For reading foreign languages, I have 2 German blogs. That gives me bite sized chunks, in contemporary language.
Annabel Streets says
Ah, blogs in another language makes perfect sense – what a good idea. Thanks for sharing. I love Edith Wharton – a brilliant writer.
I Cowper says
Another brilliant and informative article thank you guys.
We’ve been walking and enjoying the sunshine regularly and indulging in going through some brilliant old vinyl albums that had belonged to parents and had been languishing in the loft. It’s incredible how some ‘feel good happy music’ can cheer things up, everything from Count Basie to James Last, happy music from kinder times.
Some time ago you mentioned having an article in the works about air cleaning plants in the household and we wonder if that’s still something you intend to discuss at some stage? Having got used to this lovely clean fresh air, devoid of the usual mass aircraft and traffic pollution, it would be interesting to learn of anything that can help even in a small way, when the inevitable pollution returns.

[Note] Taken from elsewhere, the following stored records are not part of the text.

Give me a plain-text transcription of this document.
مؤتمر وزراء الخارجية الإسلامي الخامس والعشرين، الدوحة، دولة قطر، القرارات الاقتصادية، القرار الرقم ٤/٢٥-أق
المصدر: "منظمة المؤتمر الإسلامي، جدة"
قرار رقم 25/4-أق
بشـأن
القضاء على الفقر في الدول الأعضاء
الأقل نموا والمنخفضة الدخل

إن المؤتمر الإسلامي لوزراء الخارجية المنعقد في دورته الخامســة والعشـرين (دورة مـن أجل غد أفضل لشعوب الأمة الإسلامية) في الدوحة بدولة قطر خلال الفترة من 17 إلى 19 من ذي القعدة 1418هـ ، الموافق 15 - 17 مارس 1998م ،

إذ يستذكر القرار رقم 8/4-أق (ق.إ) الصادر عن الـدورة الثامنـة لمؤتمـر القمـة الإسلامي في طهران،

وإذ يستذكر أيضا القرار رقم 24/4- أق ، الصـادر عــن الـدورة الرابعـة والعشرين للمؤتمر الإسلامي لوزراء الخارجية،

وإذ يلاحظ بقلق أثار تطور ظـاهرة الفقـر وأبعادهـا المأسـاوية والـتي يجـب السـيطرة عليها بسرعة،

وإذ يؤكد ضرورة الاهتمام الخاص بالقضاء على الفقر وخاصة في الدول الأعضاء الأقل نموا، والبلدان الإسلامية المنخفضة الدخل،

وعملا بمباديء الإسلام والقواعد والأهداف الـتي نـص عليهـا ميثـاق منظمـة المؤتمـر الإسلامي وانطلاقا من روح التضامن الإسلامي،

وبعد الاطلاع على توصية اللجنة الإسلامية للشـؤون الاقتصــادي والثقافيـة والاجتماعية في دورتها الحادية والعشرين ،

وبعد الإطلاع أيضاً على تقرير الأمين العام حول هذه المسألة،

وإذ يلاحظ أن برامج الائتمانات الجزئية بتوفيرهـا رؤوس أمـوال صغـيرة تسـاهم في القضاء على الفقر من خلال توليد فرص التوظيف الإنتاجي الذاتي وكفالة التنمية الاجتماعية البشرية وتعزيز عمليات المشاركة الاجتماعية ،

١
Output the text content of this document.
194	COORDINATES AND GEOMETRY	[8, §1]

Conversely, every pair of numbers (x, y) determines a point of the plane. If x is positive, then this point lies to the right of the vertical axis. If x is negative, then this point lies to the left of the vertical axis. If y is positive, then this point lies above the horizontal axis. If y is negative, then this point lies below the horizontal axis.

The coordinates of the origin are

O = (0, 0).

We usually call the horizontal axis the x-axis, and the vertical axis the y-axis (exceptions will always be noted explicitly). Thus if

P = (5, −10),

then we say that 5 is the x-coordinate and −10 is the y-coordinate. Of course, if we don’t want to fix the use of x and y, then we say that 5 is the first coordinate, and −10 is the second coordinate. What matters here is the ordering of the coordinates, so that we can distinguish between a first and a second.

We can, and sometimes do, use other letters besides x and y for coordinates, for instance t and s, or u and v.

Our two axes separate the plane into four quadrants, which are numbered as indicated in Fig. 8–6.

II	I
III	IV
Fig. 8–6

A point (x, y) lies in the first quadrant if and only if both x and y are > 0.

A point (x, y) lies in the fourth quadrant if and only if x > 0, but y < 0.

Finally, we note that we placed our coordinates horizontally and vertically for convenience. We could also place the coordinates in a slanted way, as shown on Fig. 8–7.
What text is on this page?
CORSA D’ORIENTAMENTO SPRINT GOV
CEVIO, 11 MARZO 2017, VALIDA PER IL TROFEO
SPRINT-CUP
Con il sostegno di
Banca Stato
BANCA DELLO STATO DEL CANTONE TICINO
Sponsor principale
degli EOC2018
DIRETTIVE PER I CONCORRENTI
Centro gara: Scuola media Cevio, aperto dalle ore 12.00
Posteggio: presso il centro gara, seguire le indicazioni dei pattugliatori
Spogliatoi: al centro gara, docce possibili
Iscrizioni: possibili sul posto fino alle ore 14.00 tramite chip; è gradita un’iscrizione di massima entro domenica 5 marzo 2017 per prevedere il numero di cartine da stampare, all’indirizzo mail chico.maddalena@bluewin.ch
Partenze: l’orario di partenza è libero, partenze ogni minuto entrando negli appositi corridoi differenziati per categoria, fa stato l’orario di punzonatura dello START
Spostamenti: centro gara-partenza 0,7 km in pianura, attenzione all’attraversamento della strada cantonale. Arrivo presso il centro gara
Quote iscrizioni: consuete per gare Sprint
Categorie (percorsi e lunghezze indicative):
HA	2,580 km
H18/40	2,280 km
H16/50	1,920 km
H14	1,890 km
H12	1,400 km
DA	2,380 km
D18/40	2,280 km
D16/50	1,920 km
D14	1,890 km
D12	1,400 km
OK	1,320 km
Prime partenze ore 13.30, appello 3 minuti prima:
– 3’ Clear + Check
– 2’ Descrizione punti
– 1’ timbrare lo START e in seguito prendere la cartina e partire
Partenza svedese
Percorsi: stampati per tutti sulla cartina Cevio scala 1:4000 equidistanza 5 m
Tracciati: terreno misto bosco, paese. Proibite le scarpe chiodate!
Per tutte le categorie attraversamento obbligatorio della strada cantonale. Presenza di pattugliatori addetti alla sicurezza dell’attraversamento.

Thanks again for your excellent blog and book. Stay safe everyone.
Annabel Streets says
What a lovely way to spend lockdown – it certainly has some benefits for those of us lucky enough to have stayed well. Yes, house plants and their many redeeming features was half-written, then a study came out saying they had no physiological benefits. I’m waiting to see if something more positive pops up. In the meantime, my house plants make me feel happy – and that must be worth something! Thanks for the comment and kind words!